Кто там? - робко отозвался Ларионов на властный стук нагрянувших погромщиков. - Минуточку подождите, я сейчас все сделаю, только вот огонь зажгу. - Он старался сдержать волнение, хоть внутри у него все ходуном ходило. Иван суетливо пытается отыскать засов, а руки, точно одеревенелые, никак не повинуются ему. Грохот и брань за дверью с минуты на минуту нарастают. Еще один ошалелый натиск, и дверь превратится в груду обломков. Иван окончательно выходит из себя, но ничего не может поделать с злополучным запором. Натиск за дверью не утихал.

Отворяй скорее, сволочь кулацкая! - орали угрожающе снаружи. - Не откроешь, сейчас же именем закона применим силу! Живее поворачивайся, скотина вонючая, пока не разнесли вдребезги твое осиное гнездо! - дико ревели за дверью, подтверждая свои угрозы бандитскими действиями.
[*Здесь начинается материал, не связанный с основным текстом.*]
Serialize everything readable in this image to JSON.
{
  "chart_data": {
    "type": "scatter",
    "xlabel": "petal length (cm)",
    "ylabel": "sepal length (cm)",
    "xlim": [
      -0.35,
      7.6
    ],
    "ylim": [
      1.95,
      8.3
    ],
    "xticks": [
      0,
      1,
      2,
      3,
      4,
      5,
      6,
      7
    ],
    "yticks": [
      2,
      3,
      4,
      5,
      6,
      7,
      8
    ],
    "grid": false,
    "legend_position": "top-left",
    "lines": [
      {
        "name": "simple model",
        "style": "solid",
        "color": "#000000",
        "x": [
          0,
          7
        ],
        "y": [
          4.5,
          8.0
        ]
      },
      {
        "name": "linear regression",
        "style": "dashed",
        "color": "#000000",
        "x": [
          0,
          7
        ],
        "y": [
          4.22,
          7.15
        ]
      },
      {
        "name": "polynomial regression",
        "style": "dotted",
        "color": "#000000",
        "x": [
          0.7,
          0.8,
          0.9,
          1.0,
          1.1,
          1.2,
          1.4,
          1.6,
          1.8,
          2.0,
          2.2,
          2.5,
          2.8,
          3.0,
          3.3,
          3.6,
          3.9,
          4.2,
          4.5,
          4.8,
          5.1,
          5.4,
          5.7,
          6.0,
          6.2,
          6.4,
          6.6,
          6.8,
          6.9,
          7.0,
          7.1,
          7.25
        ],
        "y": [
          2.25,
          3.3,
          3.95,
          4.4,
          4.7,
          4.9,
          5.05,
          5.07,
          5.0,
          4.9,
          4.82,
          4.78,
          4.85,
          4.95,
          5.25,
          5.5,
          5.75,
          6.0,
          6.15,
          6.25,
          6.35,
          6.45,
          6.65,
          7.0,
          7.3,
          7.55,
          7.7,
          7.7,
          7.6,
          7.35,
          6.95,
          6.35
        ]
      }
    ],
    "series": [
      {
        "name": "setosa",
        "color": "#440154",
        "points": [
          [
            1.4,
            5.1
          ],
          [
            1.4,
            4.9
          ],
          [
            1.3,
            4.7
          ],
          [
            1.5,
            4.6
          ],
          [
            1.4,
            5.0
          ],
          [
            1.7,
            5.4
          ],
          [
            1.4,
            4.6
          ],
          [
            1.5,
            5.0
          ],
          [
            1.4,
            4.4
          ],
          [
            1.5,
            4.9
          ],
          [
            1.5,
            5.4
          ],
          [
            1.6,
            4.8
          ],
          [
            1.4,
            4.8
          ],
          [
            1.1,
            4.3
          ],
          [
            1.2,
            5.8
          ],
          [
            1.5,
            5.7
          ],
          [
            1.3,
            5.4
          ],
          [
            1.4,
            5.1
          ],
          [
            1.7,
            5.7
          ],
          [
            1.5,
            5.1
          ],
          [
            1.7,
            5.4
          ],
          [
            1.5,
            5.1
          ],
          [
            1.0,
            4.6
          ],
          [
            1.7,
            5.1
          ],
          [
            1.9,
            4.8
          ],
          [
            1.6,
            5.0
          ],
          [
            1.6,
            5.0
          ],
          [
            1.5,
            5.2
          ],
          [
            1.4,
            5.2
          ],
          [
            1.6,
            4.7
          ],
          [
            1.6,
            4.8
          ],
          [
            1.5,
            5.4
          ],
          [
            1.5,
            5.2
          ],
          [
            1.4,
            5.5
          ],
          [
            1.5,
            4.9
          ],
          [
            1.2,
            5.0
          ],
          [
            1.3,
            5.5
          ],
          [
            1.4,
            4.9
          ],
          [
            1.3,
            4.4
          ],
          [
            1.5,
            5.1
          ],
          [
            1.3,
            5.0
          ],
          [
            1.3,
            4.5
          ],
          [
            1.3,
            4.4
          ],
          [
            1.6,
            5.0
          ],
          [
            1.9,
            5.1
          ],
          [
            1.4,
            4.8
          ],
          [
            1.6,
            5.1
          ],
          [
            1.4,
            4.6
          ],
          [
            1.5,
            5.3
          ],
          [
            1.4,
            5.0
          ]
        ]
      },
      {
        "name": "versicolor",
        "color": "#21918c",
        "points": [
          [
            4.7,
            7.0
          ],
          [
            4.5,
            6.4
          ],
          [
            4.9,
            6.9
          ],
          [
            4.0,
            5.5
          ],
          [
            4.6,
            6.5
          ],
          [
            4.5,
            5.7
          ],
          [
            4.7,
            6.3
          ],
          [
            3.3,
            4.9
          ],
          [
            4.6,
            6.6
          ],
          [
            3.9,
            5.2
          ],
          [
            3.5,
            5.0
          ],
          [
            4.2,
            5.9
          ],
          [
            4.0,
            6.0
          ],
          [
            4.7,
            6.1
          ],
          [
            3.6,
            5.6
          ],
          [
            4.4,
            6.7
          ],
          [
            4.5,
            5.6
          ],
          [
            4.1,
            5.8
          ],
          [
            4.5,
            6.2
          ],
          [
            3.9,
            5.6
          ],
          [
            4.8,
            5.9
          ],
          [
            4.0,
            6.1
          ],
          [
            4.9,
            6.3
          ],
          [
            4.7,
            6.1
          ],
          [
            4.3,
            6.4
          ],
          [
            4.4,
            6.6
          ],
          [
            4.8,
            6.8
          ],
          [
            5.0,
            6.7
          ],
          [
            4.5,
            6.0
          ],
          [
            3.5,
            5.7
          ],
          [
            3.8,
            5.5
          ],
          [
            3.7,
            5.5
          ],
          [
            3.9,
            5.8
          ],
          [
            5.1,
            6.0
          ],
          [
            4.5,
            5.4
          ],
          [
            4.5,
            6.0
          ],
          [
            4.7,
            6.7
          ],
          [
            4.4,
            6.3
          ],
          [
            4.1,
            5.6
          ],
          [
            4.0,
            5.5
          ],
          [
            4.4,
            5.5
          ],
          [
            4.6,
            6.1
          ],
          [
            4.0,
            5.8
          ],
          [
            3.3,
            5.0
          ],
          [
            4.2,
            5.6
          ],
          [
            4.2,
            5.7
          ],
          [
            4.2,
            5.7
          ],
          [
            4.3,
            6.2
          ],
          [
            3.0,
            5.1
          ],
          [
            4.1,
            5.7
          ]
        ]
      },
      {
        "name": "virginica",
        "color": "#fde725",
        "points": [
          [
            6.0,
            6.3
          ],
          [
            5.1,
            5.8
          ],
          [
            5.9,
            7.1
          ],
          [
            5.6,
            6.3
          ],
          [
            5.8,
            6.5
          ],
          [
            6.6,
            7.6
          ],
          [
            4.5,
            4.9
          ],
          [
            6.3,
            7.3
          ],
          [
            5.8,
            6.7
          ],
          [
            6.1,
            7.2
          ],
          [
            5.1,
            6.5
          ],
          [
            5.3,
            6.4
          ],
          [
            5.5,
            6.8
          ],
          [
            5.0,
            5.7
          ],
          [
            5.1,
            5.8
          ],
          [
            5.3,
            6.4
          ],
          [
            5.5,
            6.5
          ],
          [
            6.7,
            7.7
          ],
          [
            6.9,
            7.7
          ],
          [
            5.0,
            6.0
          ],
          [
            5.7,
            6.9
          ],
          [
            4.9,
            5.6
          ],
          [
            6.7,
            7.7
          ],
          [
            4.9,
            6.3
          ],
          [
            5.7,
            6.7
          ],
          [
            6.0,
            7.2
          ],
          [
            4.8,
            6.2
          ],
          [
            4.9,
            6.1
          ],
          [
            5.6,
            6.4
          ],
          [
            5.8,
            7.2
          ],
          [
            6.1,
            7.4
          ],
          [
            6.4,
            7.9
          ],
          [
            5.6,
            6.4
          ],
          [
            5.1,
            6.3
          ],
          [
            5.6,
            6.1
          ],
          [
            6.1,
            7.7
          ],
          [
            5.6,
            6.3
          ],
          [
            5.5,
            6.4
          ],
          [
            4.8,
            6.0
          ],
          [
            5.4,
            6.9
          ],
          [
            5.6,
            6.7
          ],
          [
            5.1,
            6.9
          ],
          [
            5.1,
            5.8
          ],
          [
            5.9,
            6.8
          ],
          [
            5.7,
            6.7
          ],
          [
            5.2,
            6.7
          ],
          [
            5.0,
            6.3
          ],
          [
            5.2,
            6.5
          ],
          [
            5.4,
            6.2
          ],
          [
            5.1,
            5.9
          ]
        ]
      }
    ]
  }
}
В тот же миг под напором осатаневших налетчиков заскрежетал срываемый запор, а следом за этим с треском распахнулась дверь. При свете карманного фонарика за порог сенной двери шагнули двое дюжих милиционеров и плотный человек средних лет в новой кожанке. Краснорожий обладатель кожанки потрясал перед носом Ларионова револьвером, а один из милиционеров начал выворачивать Ивановы карманы. Чего хотели обнаружить в дырявых карманах захудалого мужика разъяренные налетчики, осталось загадкой. Подхватив под руки Ларионова, милиционеры повели его, как преступника, в дом, отныне уже не принадлежавший ему. Он переступал ногами будто пьяный, плохо соображая, что с ним происходило в эту драматическую для него минуту жизни.

- Вы арестованы! - строго объявил человек в кожанке, как только бывшего хозяина дома втолкнули на кухню. - Завтра вы будете выселены. Вас отправят в Сибирь. Может, подальше. Берите с собой в дорогу самое необходимое. Что не уместится на двух подводах, выбросим. Никаких отлучек из дома. И чтобы не было никаких посещений посторонних дома Ларионова, - кивнул милиционеру риковец.

Ивана словно чем-то твердым по голове долбанули. Он стоял истуканом с разинутым ртом, плохо соображая, что ему говорил человек со сверлящими, ледяными глазами и массивным подбородком. Чтобы вывести Ларионова из состояния оцепенения, его грубо толкнули в спину. Иван едва устоял на ногах, ударившись головой о дверной косяк.

 

- 15 -

Екатерина со свекровью заголосили как при выносе покойника, увидав на лице Ивана брызнувшие струйки крови. От поднявшегося в доме шума проснулись ребятишки, начали капризничать, а появление чужих людей в неурочное время и подавно взбудоражило их. Больше всех перепугалась болезненная Ниночка, махая ручками на незнакомых людей, а под конец стала икать и задыхаться в тяжелом приступе.

- За что вы так обижаете людей? - не вытерпев, вмешался Кирсанов, вскинув свой протестующий взгляд на сытую физиономию человека в кожанке. - Чем они заслужили такое жестокое обращение к себе?

- Тю! А ты откуда взялся такой умный красавчик? - пошел на Степана взъерошенный риковец. - Какое ты имеешь право указывать нам? Ну?!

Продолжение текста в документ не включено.